Interpretability = Understanding how a model works internally
Explainability = Providing explanations for specific predictions
Why is interpretability important for deep learning models? Give at least 3 reasons.
A:
Safety & Bias Detection: ML models can make unexpected decisions that create harms, show biases, or have subtle safety issues
Shortcut Learning: Neural networks often take shortcuts that don’t generalize as expected (e.g., using background to recognize objects instead of the object itself)
Trust & Verification: Need to verify the model learns and performs as intended, especially in high-stakes applications like healthcare or autonomous driving
Regulatory Requirements: Many domains require explainable AI for legal/ethical compliance
What are the three main categories of methods for explainable machine learning?
Inherently Interpretable Models: The model IS its explanation (e.g., linear regression, decision trees)
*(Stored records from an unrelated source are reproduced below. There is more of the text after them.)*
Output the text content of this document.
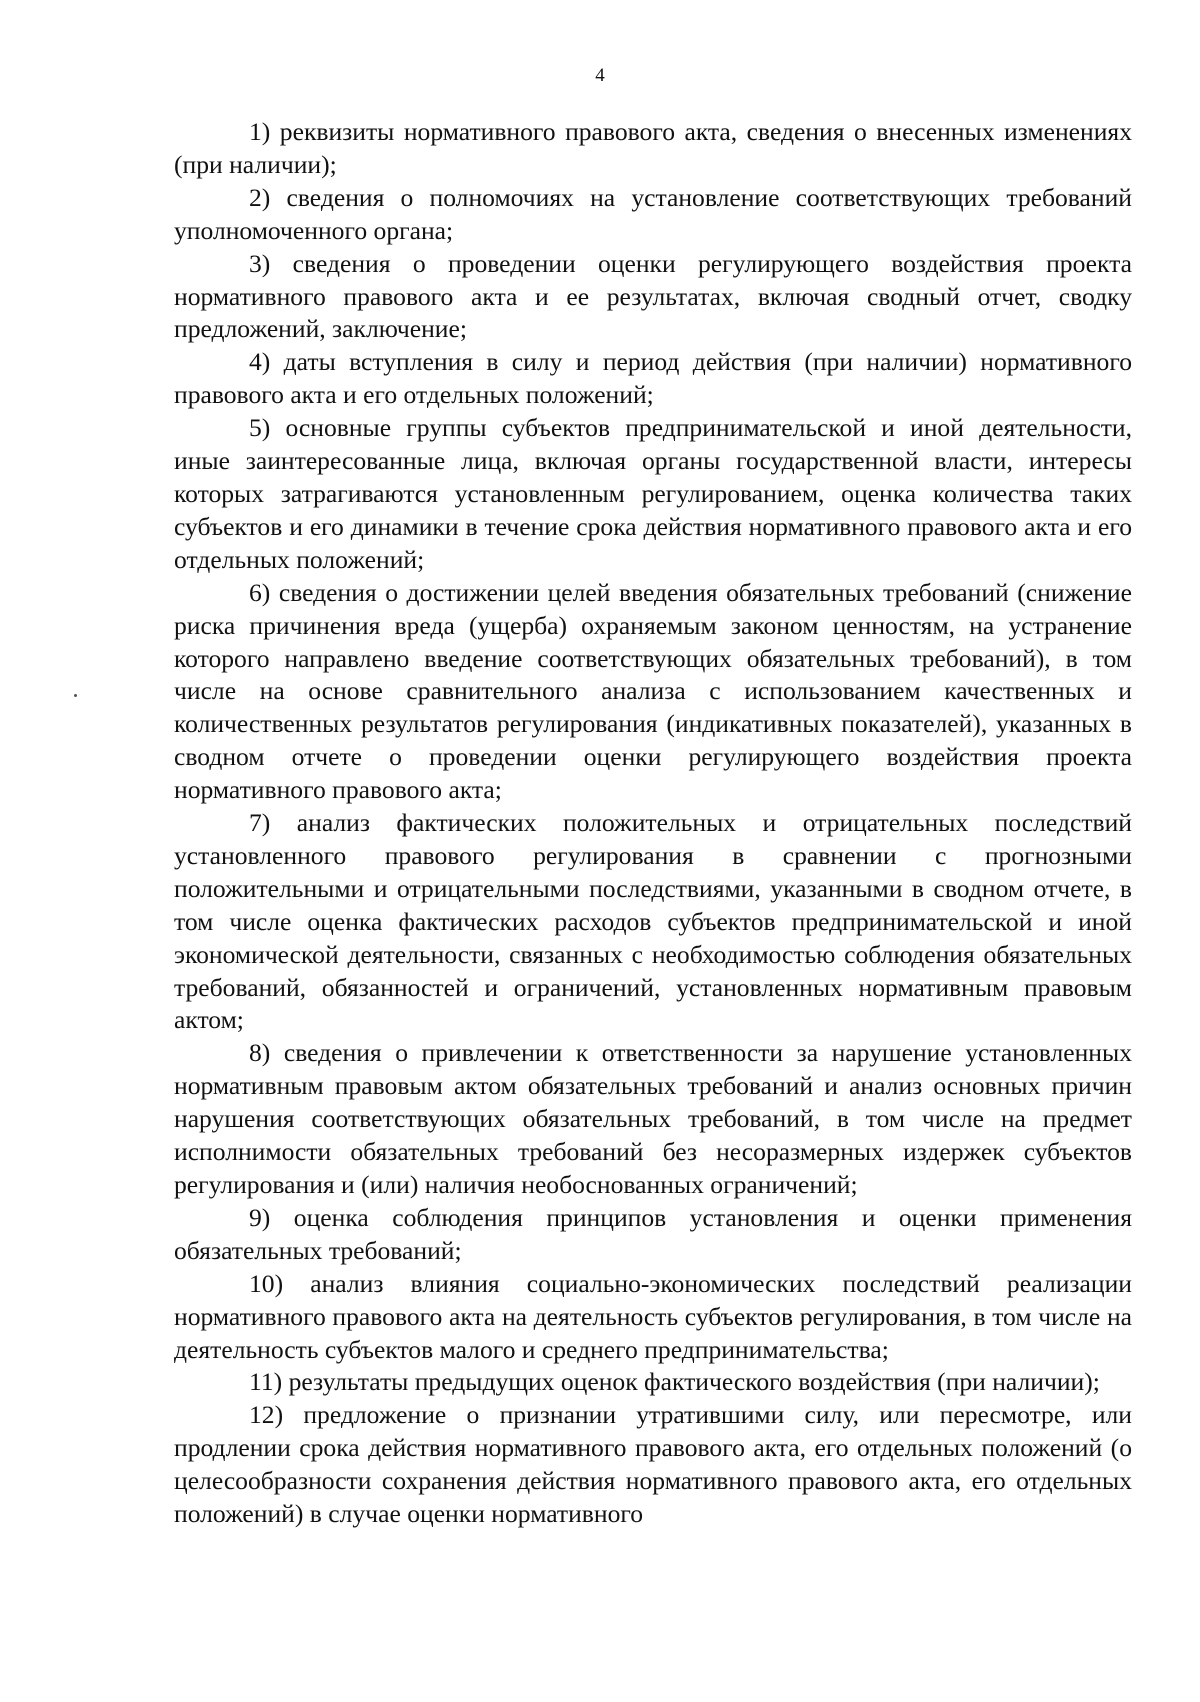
4

1) реквизиты нормативного правового акта, сведения о внесенных изменениях (при наличии);

2) сведения о полномочиях на установление соответствующих требований уполномоченного органа;

3) сведения о проведении оценки регулирующего воздействия проекта нормативного правового акта и ее результатах, включая сводный отчет, сводку предложений, заключение;

4) даты вступления в силу и период действия (при наличии) нормативного правового акта и его отдельных положений;

5) основные группы субъектов предпринимательской и иной деятельности, иные заинтересованные лица, включая органы государственной власти, интересы которых затрагиваются установленным регулированием, оценка количества таких субъектов и его динамики в течение срока действия нормативного правового акта и его отдельных положений;

6) сведения о достижении целей введения обязательных требований (снижение риска причинения вреда (ущерба) охраняемым законом ценностям, на устранение которого направлено введение соответствующих обязательных требований), в том числе на основе сравнительного анализа с использованием качественных и количественных результатов регулирования (индикативных показателей), указанных в сводном отчете о проведении оценки регулирующего воздействия проекта нормативного правового акта;

7) анализ фактических положительных и отрицательных последствий установленного правового регулирования в сравнении с прогнозными положительными и отрицательными последствиями, указанными в сводном отчете, в том числе оценка фактических расходов субъектов предпринимательской и иной экономической деятельности, связанных с необходимостью соблюдения обязательных требований, обязанностей и ограничений, установленных нормативным правовым актом;

8) сведения о привлечении к ответственности за нарушение установленных нормативным правовым актом обязательных требований и анализ основных причин нарушения соответствующих обязательных требований, в том числе на предмет исполнимости обязательных требований без несоразмерных издержек субъектов регулирования и (или) наличия необоснованных ограничений;

9) оценка соблюдения принципов установления и оценки применения обязательных требований;

10) анализ влияния социально-экономических последствий реализации нормативного правового акта на деятельность субъектов регулирования, в том числе на деятельность субъектов малого и среднего предпринимательства;

11) результаты предыдущих оценок фактического воздействия (при наличии);

12) предложение о признании утратившими силу, или пересмотре, или продлении срока действия нормативного правового акта, его отдельных положений (о целесообразности сохранения действия нормативного правового акта, его отдельных положений) в случае оценки нормативного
Semi-Inherently Interpretable Models: Example-based methods (e.g., k-nearest neighbors)
Complex Models: The explanation gives a partial view of the model (e.g., deep neural networks) - requires post-hoc explanation methods
What are the main approaches for visualizing and understanding neural network weights?
Direct Weight Visualization: Hinton diagrams showing connection strengths
Contextualised Weights: Visualize meaning of weights in context of layer input/output
Difficulties: Lack of contextualization, indirect interactions, dimensionality and scale issues
What is Grad-CAM and how does it work?
A:
Gradient-weighted Class Activation Mapping (Grad-CAM):
Purpose: Attribution of local input importance for classification decisions
Process:
Calculate importance of each feature for classification
Compute importance-weighted feature sum at each location
Resample contribution map to original resolution
Superimpose on original image
Applications: Image classification, captioning, visual question answering
What do SHAP values explain and how are they derived?
SHAP (Shapley Additive exPlanations):
Explains: How each feature affects the final prediction compared to a baseline
Properties:
Additive in nature
Show significance of each feature compared to others
Reveal model reliance on feature interactions
Key Insight: SHAP values sum up to the difference between baseline (expected) model output and current model output
Applications: Works for any model type (linear regression, deep networks, etc.)